Rasisme di Amerika Serikat, dikupas oleh Pakar Sosiologi FISIP UNS Bersama Asosiasi Dosen Indonesia dan IDN-U

Dr. Drajat Trikartono, M.Si,  Pakar Sosiologi FISIP UNS  menjadi narasumber dalam acara Interactive Dialog on Racism In The United State, yang dilaksanakan Sabtu, 25 Juli 2020, mulai pukul  08.30-11.00 WIB,  secara online melalui zoom clouds meeting dan live streaming melalui Facebook ADI oleh Asosiasi Dosen Indonesia (ADI) bersama dengan Task Force Education Indonesia Diaspora Network – United (IDN-U). Hadir sebagai narasumber lain diaspora dari Amerika Dr. Muhammad Ali dari University of California Riverside dan Dr. Siti Kusujiarti dari Warren Wilson College North Carolina dengan moderator yang juga dosen  Sosisologi dari FISIP UNS Rezza Dian Akbar, S.IP., M.Sc.

Dalam sambutannya Dr. Rachmadian Wulandana selaku Direktur Task Force Education Indonesia Diaspora Network (IDN) – United menyampaikan bahwa  agenda  kegiatan Bersama antara Asosiasi Dosen Indonesia dan IDN-U merupakan agenda rutin yang dilaksanakan seminggu sekali, hanya untuk periode ini akan mengangkat isu-isu global yang nantinya dapat membantu mengkomunikasikan  sekaligus transfer pengetahuan serta memberikan gambaran lebih nyata bagi para stakeholder yang ada. Dan kesemmpatan pagi ini tema yang diangkat terkait isu rasis di Amerika yang beberapa waktu lalu media informasi sempat dipenuhi oleh berita terkait George Floyd dan kampanye Black Live Matters. Dialog saat ini akan membahas terkait tema tersebut yang  diharapkan bisa menjadi pemantik diskusi dan memberikan sudut pandang lain khususnya dibidang  ilmu sosiologi.

Dalam paparannya Dr. Drajat Tri Kartono menjelaskan  tentang perlu adanya pemahaman antara ras dan rasisme, dimana  ras merupakan perbedaan biologis, hampir sama seperti perbedaan gender dan  bawaan lahir yang tidak bisa ditolak oleh seseorang.
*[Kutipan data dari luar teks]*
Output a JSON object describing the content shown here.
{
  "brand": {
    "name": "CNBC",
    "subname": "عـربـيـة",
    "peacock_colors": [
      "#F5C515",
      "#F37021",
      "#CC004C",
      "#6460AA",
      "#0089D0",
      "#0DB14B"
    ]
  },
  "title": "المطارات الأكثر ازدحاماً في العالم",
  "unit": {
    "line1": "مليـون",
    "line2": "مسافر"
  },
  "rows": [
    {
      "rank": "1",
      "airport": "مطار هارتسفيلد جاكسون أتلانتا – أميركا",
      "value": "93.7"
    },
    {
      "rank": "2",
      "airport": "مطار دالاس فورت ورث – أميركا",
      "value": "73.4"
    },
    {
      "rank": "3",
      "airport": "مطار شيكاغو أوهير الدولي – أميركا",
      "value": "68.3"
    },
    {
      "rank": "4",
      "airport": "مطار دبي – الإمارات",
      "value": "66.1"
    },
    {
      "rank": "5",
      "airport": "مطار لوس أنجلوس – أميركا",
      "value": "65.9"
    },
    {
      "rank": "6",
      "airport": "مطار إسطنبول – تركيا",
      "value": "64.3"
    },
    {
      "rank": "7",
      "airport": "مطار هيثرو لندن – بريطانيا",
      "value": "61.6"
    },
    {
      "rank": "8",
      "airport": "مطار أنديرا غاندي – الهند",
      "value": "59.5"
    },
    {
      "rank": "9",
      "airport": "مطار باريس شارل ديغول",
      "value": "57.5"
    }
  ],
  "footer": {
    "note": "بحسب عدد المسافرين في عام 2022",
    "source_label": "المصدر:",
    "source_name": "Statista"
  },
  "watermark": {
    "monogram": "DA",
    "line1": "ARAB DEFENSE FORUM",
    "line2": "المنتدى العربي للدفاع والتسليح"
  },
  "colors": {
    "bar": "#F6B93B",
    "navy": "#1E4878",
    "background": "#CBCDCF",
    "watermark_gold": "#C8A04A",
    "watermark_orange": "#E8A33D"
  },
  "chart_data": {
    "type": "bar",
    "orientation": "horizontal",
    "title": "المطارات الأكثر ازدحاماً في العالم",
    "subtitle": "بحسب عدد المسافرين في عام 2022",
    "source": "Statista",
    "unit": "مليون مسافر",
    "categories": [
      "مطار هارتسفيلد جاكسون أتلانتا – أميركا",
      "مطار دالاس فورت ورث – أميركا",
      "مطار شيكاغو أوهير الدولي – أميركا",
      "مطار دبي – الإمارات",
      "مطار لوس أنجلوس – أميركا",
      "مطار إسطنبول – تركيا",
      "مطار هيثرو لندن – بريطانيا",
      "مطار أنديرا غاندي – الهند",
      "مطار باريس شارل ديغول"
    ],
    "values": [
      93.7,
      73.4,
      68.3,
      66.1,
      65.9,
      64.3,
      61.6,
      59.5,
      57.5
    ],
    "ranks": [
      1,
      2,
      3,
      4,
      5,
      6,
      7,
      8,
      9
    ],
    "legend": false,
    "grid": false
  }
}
Didalam unsur ras sebenarnya tidak ada perbedaan apapun untuk dipermasalahkan, akan tetapi secara sosial ini terjadi perkembangan yang memunculkan stereotip bagi masyarakat.  Stereotip tersebut timbul sebagai kebutuhan dari masyarakat untuk menentukan identitas seseorang.  Lebih jauh stereotip inilah yang nantinya akan memunculkan prasangka kemudian penilaian-penilaian dimasyarakat. Karena terjadi secara terus menerus hal tersebut akhirnya menjadi pembenaran di masyarakat, bahkan berpengaruh terhadap aktivitas negara seperti tercermin pada norma-norma yang berlaku. Sehingga ras tersebut menjadi sebuah pemahaman yang disebut rasism.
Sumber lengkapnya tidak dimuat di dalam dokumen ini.